Dr Warne said half a million dollars had been donated to the ward by the community over the years, making it into ‘a better facility than the children’s ward at Tweed Hospital’.
He said the planning paper ‘didn’t even have those figures [of declining admissions] in it, so it wasn’t particularly impressive’.
‘To close the ward for the very small amounts of money they’re proposing to save really doesn’t make any sense, he said.
He added that the ‘pediatric room’ in the hospital’s emergency department was inadequate and an unsuitable environment for children.
‘It’s an outlandish suggestion. It’s really just hanging a few mobiles above a bed. At the moment our ED has the ability to monitor a child for four hours or so to see if they stabilise… and this is all that they’re proposing.

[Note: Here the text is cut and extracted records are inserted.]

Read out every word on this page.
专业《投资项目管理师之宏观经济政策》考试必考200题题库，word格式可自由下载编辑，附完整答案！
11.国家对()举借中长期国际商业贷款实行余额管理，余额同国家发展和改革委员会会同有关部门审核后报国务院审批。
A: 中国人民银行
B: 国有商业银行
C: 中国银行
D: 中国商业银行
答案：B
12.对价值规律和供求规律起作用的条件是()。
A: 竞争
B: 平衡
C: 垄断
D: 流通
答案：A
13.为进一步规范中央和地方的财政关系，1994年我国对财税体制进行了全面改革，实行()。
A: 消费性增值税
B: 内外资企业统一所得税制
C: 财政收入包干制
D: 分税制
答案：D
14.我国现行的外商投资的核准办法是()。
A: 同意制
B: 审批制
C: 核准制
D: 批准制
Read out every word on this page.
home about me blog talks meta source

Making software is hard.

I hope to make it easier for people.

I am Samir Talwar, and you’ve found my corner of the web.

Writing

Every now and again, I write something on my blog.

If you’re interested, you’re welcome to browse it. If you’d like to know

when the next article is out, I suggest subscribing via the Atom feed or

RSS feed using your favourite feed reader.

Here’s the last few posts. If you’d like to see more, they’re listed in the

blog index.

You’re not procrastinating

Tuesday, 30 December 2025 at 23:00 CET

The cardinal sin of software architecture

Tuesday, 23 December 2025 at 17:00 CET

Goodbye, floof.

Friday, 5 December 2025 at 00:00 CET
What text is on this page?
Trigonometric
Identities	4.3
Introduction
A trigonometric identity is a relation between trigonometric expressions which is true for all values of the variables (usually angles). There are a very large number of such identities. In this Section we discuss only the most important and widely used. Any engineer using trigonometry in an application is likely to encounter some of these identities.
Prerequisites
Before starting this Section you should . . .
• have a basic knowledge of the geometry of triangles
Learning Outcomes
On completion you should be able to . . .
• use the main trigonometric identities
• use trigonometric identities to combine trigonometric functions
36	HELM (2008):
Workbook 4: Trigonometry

‘The emergency department at Murwillumbah and the director at Tweed have dismissed that proposal out of hand. They’re not trained to admit and look after sick children, they’re trained to assess and undertake interventions to make them better over a short period.’
‘And it’s a very inappropriate place for a young person to be, in an emergency department with potentially violent things, drunken things, lots of adults,’ he said.
Labor’s candidate for Tweed, Ron Goodman described plan to close the ward as ‘a vile betrayal of the families of the Tweed region’.
‘On the heels of Geoff Provest’s plan to charge for parking at Tweed Hospital, now children from Murwillumbah and surrounds will be forced to travel to Tweed Hospital for treatment.
‘This will put more pressure on Tweed Hospital and particularly on the families who will need to travel further for treatment for their children.
‘On top of that, if Mr Provest gets his way they will pay Sydney-style private carpark fees when they get there.’
Mr Goodman called on Mr Provest and his National Party colleagues to honour the promise he made in 2008 in front of thousands of people rallying to support Murwillumbah Hospital.